# Adding Probe Port to Horizon Pit



## Pat Razz (Jul 3, 2018)

Has anyone added a aftermarket probe port to a Horizon pit? I am concerned that my probes won’t last long if I keep running them through the door. I see Yoder sells them but was curious if anyone has experience with them.


----------



## bdskelly (Jul 3, 2018)

You might also look at the silicone discs on Weber units. Mine work great! B


----------



## waterdownrednec (Jul 4, 2018)

Based on info from the forum I bought one of these for my Horizon 16.  They make actual ports for probes but this is nearly the same but much more affordable.

*uxcell Stainless Steel 6.0-12.0mm M20 Cable Gland Connector with Locknut*


----------



## Smokin Okie (Jul 4, 2018)

I have same question bout my OC Brazos.    Seems to me that drilling through 1/4" steel is the difficult part


----------



## waterdownrednec (Jul 4, 2018)

Smoking Okie, it is tough. I just installed two add’l thermometers in the door and it took 3 step bits to get the 2 - 7/8” holes drilled.  All three bits are toast but, I don’t think it will be as difficult installing the probe gland as it’s not double steel like the main door.  But from what I read step bits and olive oil seem to be the trick.  Knowing nothing about drilling into thick metal, I was surprised how after every squeeze of olive oil the step bit peeled another layer of steel off but w/o it just sat there and spun.  It took A LOT of elbow grease with my high power drill.  Thought I was going to burn out my big drill it was so hot, kept having to take breaks. 

A metal person will know but I wondered if a straight 7/8” metal bit would have done better, don’t know.


----------



## Smokin Okie (Jul 4, 2018)

waterdownrednec said:


> Based on info from the forum I bought one of these for my Horizon 16.  They make actual ports for probes but this is nearly the same but much more affordable.
> 
> *uxcell Stainless Steel 6.0-12.0mm M20 Cable Gland Connector with Locknut*



Thanks !!   I just bought two of these off Ebay for $3.10 each.    Hard to go wrong at that price.   Now,  I will have to get my FIL to help drill the holes,  he's retired electrician,  this is right down his alley.


----------



## Smokin Okie (Jul 4, 2018)

Do ya think this would get the job done ?

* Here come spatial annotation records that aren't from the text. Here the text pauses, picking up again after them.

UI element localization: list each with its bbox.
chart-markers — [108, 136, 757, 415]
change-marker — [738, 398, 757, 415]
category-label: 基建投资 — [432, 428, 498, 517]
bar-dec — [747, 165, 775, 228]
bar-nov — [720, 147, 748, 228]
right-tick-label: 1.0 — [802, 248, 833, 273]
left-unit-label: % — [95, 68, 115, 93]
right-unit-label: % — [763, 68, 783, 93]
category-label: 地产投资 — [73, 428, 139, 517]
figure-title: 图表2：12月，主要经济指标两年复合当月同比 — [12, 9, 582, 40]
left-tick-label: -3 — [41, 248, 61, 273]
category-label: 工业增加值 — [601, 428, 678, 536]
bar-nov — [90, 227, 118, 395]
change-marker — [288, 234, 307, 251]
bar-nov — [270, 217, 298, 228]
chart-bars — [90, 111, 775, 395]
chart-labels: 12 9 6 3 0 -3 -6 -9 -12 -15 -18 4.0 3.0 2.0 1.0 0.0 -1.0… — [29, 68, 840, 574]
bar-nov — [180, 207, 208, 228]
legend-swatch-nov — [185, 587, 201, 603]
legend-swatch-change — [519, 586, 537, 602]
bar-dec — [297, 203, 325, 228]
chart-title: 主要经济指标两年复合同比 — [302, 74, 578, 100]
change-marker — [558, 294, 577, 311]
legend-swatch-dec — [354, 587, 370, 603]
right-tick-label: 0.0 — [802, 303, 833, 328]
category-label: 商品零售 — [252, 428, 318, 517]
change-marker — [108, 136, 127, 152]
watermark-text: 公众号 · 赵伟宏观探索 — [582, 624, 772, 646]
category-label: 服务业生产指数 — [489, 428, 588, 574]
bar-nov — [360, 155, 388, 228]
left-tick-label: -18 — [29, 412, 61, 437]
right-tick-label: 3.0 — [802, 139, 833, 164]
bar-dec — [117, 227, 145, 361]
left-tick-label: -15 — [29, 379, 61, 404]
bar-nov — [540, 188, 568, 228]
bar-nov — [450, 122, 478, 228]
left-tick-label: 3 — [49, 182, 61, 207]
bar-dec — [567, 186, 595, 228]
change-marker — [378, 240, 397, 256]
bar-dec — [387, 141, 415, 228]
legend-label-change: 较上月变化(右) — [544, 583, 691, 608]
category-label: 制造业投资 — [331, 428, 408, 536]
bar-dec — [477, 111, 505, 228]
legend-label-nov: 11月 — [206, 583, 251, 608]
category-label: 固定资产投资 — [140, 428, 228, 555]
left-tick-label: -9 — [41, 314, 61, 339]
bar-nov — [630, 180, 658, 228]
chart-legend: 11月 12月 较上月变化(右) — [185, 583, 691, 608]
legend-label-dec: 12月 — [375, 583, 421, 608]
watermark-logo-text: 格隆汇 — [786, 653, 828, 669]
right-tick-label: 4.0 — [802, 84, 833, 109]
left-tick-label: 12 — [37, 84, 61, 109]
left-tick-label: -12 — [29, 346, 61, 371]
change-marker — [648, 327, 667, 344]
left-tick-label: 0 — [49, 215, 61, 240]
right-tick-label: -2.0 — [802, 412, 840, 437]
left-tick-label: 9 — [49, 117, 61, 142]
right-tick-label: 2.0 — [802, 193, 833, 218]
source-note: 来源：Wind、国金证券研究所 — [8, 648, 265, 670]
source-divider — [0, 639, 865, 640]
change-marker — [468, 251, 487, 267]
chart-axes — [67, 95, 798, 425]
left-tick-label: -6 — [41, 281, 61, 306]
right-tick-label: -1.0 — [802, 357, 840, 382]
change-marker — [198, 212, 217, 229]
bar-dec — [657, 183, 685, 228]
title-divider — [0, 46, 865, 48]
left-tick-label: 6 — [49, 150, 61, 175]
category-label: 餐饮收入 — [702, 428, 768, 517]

https://www.milwaukeetool.com/accessories/drilling/49-56-9607


----------



## busmania (Jul 10, 2018)

The key to drilling into metal is start with a small bit, go SLOW as possible with the bit and use lots of oil. If the drill is moving too fast, it just heats the bit and ruins it. I probably would not use a hole saw but that depends how big the hole needs to be. Start with small bit and work your way up. A step bit would be my preference before using a hole saw.


----------